Today I almost didn’t go to Community Service Day. In fact, all week I was planning on not going. My good friends Tara and Melissa...they are service minded individuals and are very good at convincing. I almost missed out on a good thing. Granted, I had productive life plans for today—plans like updating my resume and making my design portfolio online. Things that have a hard time getting done when my homework is screaming at me. But…I’m glad I decided my future could wait…at least for one more day.
Today was a good day: I served my community, I spent time with good friends and we drove home with the windows down because the sun was shining.

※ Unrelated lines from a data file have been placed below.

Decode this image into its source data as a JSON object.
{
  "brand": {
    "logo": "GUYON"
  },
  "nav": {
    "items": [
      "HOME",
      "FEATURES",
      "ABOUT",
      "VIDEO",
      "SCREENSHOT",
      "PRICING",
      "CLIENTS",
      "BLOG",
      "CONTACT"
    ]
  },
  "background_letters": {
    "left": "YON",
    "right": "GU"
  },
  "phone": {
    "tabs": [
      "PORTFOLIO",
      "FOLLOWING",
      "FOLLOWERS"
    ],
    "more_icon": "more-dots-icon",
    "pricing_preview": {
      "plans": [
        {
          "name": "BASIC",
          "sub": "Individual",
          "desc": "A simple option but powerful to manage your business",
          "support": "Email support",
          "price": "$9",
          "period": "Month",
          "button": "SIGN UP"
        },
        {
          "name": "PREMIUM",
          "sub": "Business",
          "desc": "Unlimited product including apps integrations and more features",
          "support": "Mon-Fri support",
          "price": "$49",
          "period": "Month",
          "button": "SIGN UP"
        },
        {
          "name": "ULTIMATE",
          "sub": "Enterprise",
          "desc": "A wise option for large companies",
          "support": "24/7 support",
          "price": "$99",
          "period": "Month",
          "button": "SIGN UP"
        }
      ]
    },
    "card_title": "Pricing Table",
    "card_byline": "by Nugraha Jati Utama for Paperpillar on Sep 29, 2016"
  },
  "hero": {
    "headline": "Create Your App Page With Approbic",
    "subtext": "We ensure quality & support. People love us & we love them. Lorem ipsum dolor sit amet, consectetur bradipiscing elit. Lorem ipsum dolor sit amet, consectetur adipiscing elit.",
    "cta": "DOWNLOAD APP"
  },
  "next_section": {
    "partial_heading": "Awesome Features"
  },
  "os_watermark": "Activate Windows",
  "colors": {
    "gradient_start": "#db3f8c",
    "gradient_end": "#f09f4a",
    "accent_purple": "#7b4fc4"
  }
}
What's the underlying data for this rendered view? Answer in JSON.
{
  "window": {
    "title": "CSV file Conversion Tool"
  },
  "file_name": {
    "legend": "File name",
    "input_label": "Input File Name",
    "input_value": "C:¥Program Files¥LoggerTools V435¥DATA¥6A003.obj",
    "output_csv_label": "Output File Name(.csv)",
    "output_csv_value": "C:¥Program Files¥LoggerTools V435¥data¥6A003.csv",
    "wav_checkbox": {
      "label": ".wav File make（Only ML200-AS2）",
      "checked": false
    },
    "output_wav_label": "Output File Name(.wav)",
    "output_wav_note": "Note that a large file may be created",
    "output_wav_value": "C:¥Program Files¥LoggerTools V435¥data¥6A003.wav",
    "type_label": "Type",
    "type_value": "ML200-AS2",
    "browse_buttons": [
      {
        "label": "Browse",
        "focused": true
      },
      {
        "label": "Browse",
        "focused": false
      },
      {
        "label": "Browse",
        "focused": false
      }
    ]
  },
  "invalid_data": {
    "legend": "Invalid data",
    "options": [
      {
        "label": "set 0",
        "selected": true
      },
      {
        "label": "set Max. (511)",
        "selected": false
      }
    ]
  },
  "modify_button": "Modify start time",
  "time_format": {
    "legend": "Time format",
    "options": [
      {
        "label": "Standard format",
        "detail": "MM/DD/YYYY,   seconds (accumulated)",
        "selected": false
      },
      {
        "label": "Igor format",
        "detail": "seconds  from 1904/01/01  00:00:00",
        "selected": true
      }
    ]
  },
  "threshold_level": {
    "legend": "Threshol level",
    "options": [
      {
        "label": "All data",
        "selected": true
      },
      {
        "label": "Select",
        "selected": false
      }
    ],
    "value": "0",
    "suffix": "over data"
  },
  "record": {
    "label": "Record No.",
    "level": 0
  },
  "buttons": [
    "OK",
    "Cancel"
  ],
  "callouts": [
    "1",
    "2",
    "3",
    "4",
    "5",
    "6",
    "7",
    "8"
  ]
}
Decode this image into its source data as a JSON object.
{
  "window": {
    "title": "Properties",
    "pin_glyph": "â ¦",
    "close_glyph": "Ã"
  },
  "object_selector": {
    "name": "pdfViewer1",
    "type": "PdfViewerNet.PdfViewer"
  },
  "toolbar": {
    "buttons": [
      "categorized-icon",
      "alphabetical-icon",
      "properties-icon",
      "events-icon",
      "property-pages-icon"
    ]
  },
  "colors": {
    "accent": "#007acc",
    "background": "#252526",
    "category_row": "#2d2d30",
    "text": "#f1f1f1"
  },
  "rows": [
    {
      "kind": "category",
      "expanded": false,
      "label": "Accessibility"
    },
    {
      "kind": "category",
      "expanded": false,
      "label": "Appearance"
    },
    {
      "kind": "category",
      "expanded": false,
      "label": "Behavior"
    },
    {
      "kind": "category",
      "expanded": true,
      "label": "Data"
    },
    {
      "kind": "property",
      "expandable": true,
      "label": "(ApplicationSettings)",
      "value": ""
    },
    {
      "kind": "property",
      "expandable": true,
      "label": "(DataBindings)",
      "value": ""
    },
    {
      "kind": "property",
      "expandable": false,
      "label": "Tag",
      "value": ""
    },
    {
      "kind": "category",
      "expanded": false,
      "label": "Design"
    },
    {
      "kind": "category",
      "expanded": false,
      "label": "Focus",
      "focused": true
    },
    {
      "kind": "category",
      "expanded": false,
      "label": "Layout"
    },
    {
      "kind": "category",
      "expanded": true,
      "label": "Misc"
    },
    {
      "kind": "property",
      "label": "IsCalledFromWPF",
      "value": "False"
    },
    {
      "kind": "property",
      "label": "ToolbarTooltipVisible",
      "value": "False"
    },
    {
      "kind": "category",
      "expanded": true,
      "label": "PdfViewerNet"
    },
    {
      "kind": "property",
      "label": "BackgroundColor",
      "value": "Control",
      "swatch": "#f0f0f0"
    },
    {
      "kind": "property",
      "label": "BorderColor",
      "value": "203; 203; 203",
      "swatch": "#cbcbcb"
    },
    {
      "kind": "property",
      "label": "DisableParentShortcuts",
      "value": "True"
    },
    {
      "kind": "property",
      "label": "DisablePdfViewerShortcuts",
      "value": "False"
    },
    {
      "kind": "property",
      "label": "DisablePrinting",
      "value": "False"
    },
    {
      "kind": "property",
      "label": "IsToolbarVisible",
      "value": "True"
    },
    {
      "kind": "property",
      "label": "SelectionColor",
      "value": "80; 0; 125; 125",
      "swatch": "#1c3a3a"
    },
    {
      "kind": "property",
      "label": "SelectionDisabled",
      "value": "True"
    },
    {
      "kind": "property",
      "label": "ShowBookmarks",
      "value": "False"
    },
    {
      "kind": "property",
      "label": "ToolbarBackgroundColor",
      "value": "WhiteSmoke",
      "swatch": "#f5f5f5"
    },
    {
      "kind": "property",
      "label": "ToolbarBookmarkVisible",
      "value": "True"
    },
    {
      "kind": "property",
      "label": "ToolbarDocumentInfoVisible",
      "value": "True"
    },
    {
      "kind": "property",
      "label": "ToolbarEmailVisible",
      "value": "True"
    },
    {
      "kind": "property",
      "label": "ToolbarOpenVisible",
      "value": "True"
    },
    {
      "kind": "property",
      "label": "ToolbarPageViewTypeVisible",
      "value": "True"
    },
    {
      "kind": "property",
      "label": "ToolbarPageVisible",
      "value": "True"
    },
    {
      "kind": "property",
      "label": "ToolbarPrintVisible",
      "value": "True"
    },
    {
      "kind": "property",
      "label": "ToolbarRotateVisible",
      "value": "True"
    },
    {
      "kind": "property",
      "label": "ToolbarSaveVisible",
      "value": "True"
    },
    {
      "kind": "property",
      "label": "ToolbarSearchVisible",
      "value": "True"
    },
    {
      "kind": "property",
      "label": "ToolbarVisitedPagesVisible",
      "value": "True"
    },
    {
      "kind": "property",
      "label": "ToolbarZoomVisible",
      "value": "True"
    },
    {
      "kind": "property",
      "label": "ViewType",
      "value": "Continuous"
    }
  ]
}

Today made me wonder about other good things I might have missed out on. Today was a close call. Decisions are so difficult for me to make sometimes and this is why. How can one be sure they are making the “right” decision? Whatever “right” means at that time…the most fun, the most beneficial, the most ________ (you insert the superlative). How can we know? I guess we can’t and that is somewhat the frustrating beauty of it all. So really, in all actuality does it matter whether we make the “right” decision or not. We just end up deciding and then running a marathon with it. All these wonderings just open up that door called regret where thoughts turn from joy and contentment to “what if’s” and “I wish…” statements. I wish to be content. Content with me and the decisions I make, content with the mystery novel my life is writing at the moment, and content with what is right now…this very second. Like good days that happened even if by a close call.